Henry Hub natural gas spot prices this year and next will be lower than previously forecast, according to the Energy Information Administration (EIA), which now predicting an average of $3.03/MMBtu for 2017 and $3.19/MMBtu next year.

Those price forecasts, included in EIA's latest Short-Term Energy and Winter Fuels Outlook, are both down from last month, when EIA was forecasting prices would average $3.05/MMBtu this year and $3.29/MMBtu in 2018.

Expected growth in natural gas exports and domestic consumption next year contribute to the forecast increase between 2017 and 2018 Henry Hub natural gas spot prices, EIA said.

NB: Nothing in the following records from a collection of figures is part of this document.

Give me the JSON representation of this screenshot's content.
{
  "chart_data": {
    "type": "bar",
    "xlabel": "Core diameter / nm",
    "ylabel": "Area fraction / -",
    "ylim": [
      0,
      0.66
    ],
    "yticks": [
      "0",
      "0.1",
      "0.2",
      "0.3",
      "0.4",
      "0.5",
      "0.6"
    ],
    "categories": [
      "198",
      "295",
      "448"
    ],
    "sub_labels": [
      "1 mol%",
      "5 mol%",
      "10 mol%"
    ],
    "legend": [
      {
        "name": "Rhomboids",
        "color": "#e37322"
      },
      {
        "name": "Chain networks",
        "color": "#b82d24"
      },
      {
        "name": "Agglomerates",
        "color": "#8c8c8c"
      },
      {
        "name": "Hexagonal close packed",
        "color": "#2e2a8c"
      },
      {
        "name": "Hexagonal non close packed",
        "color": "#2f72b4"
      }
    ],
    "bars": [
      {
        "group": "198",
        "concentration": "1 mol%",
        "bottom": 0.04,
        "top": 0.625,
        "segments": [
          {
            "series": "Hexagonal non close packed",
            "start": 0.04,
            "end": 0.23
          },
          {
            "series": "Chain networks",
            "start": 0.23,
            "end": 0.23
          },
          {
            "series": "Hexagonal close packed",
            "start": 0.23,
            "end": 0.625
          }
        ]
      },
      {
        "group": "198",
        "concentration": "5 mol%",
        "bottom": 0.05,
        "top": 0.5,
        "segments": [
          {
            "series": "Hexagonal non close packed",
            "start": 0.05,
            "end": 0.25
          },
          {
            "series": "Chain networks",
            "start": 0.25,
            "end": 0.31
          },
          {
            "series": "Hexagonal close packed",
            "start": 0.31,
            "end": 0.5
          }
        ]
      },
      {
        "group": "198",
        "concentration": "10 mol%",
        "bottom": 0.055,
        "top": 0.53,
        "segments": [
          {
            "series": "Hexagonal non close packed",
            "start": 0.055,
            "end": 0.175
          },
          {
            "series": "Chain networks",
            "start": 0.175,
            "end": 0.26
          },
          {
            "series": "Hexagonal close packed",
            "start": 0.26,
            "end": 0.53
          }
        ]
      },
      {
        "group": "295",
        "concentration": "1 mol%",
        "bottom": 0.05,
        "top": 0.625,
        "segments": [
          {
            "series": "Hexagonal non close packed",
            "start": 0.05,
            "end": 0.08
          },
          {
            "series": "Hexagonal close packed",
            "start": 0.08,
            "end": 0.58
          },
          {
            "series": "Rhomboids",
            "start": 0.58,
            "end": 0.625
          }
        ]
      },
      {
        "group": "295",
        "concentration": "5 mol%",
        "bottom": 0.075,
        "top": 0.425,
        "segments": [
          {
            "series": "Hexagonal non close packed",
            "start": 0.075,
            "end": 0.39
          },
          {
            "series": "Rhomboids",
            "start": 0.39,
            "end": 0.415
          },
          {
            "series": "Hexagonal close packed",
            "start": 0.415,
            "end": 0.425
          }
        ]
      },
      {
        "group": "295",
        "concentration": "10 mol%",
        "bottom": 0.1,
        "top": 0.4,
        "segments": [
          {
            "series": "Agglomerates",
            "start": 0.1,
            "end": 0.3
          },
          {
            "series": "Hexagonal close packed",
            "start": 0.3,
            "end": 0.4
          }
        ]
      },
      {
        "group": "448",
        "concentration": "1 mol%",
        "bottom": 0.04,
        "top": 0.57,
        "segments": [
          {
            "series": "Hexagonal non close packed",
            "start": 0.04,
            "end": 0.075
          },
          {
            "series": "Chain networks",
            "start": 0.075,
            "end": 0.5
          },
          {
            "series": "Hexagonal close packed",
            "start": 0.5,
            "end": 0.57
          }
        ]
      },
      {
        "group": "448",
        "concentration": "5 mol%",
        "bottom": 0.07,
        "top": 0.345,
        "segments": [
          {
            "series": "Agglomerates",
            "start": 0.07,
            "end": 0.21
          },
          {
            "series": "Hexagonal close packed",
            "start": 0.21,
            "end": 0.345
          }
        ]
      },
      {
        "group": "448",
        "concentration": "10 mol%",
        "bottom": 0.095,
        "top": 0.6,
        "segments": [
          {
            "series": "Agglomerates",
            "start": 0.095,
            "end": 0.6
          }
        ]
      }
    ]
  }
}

In September, the average Henry Hub natural gas spot price was $2.98/MMBtu, up 8 cents/MMBtu from the August level.

New York Mercantile Exchange contract values for January 2018 delivery traded during the five-day period ending Oct. 6 suggest a price range of $2.28-4.63/MMBtu, encompassing the market expectation of Henry Hub prices in January at the 95% confidence level, EIA said.

"Futures prices declined in early September, largely because of reduced demand related to Hurricane Irma in Florida," EIA said. "Most electricity generation in Florida is natural gas-fired, and electricity generation in Florida on Sept. 11 was 41% lower than the average of the first seven days of September.

“Injections of working natural gas into underground storage exceeded market expectations and historical averages for the first three weeks in September, which further contributed to lower prices."

EIA expects domestic dry natural gas production to average 73.6 Bcf/d this year, a 0.8 Bcf/d increase from 2016, and is forecasting 2018 production to reach a record 78.5 Bcf/d.

"As rising natural gas production keeps pace with increasing consumption and demand for exports -- particularly for liquefied natural gas (LNG) -- EIA projects a balanced market from the last quarter of 2017 through 2018," the agency said. "LNG export capacity is expected to increase, with LNG exports projected to exceed 3 Bcf/d in 2018, 66% higher than in 2017. Increased takeaway capacity out of the Marcellus and Utica shale plays is expected to help boost production.

The United States was a net importer of natural gas last year, averaging 0.6 Bcf/d, but it is expected to be a net importer this winter. Increased pipeline capacity to Mexico and LNG export capacity on the Gulf Coast will help push net exports to an average 1.4 Bcf/d through the winter, EIA said.

Inventories should total 3.8 Tcf at the end of October, EIA said.

"During the first three months of the 2017 injection season, which starts in April, the rate of natural gas inventory builds was lower than the five-year average," the agency said. "However, cooler-than-average temperatures in August reduced the use of natural gas for electricity generation, which contributed to builds that were above the five-year average during August 2017 and September 2017."